Lo inchiodano le sue dichiarazioni ai pubblici ministeri e il confronto con i tabulati telefonici disposti dalla Guardia di Finanza.
“Quei soldi non li ho spesi io aveva detto il governatore ai magistrati confutando diverse voci non è possibile perchè non mi trovavo lì quel giorno”.
Con i soldi pubblici il presidente della regione Piemonte Roberto Cota ha acquistato anche panini e videogiochi.
Questa l’accusa della Procura di Torino al governatore leghista, tra i 43 indagati nel caso “Rimborsopoli“, insieme a consiglieri regionali accusati a vario titolo di peculato, truffa e rimborso illecito ai partiti.
Per i pm Cota avrebbe chiesto la restituzione illecita di 25mila euro: ad incastrarlo, nonostante abbia tentato fino alla fine di defilarsi dalle contestazioni, sono stati gli stessi tabulati del suo telefono cellulare, attraverso i quali la Guardia di finanza ha potuto accertare come avesse anche mentito durante l’interrogatorio.

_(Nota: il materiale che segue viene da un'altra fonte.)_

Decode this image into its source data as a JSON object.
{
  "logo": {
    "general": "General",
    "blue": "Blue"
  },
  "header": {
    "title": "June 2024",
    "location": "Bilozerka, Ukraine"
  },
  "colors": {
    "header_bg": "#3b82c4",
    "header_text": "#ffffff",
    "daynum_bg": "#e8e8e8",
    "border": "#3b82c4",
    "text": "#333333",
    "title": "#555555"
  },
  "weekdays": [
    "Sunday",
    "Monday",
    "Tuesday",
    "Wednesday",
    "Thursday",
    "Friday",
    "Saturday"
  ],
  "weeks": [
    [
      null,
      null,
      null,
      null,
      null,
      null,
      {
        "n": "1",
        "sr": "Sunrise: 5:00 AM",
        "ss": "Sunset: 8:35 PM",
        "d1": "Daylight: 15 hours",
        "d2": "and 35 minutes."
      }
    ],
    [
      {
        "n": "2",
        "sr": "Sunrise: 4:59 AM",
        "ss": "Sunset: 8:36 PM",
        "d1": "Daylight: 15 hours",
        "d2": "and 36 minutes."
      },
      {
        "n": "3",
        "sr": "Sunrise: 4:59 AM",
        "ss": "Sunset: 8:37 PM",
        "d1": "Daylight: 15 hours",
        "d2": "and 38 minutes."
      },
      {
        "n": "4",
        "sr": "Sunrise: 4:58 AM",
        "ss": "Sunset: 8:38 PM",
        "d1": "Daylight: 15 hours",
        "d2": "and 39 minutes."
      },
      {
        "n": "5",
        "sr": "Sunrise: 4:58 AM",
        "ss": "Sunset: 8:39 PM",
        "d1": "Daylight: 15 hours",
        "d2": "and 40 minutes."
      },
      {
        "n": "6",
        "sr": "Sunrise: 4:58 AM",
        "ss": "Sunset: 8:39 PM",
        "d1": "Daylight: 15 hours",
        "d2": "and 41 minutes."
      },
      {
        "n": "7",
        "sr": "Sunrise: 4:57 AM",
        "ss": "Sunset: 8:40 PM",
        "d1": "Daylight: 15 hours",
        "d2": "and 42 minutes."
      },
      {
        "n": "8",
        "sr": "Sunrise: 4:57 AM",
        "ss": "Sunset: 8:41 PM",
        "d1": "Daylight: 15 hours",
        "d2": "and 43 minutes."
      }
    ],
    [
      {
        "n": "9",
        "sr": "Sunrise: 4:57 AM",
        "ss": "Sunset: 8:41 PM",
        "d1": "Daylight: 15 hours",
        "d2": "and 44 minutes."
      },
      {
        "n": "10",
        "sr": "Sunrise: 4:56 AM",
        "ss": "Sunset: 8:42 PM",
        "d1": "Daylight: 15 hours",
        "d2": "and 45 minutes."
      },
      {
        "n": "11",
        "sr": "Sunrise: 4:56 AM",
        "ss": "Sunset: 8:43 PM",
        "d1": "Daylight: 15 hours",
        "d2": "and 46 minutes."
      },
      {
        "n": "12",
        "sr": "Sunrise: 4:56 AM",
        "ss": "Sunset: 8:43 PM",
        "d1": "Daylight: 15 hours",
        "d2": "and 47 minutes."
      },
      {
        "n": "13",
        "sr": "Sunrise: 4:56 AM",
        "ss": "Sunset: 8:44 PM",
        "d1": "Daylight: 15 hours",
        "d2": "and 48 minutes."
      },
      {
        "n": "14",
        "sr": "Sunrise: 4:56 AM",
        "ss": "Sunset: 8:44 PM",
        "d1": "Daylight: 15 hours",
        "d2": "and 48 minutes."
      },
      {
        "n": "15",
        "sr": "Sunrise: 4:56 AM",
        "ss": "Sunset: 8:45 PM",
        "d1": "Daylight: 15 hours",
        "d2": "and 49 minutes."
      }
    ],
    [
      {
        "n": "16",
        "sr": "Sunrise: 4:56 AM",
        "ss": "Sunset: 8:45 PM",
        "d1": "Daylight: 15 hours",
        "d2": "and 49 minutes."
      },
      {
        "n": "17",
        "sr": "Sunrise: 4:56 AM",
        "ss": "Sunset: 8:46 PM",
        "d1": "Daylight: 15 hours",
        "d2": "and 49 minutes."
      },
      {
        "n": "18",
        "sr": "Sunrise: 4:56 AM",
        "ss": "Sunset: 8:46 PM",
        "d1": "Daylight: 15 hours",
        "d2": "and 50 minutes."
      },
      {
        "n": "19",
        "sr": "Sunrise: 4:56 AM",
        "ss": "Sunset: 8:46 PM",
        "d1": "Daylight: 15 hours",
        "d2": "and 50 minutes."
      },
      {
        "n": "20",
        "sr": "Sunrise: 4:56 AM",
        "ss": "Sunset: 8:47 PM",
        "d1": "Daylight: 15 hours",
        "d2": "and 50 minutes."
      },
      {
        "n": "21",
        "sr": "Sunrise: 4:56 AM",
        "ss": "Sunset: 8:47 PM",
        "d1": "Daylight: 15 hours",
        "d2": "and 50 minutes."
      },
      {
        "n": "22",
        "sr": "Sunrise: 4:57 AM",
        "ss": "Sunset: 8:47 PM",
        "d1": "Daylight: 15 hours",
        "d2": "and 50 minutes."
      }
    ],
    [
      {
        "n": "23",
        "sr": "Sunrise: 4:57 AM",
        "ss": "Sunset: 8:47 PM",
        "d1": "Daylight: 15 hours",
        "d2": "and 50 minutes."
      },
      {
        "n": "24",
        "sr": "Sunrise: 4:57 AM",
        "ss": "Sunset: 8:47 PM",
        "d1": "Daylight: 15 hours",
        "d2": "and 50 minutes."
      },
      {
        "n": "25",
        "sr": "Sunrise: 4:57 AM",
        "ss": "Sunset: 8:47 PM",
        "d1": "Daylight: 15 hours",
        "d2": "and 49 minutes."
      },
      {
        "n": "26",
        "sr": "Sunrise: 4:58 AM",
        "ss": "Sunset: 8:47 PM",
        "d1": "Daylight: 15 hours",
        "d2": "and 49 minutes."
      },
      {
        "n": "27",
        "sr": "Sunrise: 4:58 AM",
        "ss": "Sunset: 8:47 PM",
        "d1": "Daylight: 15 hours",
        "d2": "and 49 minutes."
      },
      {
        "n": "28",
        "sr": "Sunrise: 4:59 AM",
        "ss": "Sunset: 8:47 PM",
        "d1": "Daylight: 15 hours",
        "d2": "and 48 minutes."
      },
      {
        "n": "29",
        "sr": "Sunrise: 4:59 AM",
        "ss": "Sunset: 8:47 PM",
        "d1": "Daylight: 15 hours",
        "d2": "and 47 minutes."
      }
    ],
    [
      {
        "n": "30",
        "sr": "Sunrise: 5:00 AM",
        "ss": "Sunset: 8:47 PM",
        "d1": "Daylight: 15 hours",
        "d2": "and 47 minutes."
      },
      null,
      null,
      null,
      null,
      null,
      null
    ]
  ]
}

Cota ha replicato inviando una lettera aperta ai piemontesi, nella quale tenta di difendersi dalle accuse. Ma il governatore sembra voler giocare d’anticipo, prima che diventano pubblici i verbali dei due interrogatori.
Quelli che mostrano non soltanto, come abbia speso «in modo illegittimo denaro pubblico per acquisti personali, ma che ha anche mentito davanti ai magistrati sperando di non essere scoperto».
Come hanno ricostruito i magistrati, il governatore ha dichiarato il falso quando questi gli chiedevano conto di scontrini battuti in autogrill.
Cota, senza mostrare troppi dubbi, rispondeva: «Non posso essere stato io, non mi trovavo in quel posto quel giorno”.
Soltanto bugie per i pm, che hanno smascherato le dichiarazioni di Cota attraverso l’uso dei tabulati telefonici, che dimostrano ben altro rispetto a quanto dichiarato dal governatore. Per la Procura Cota ha mentito, dato che il suo telefono suonava proprio all’interno di quell’area di servizio nel giorno in cui qualcuno comprava determinati prodotti alimentari.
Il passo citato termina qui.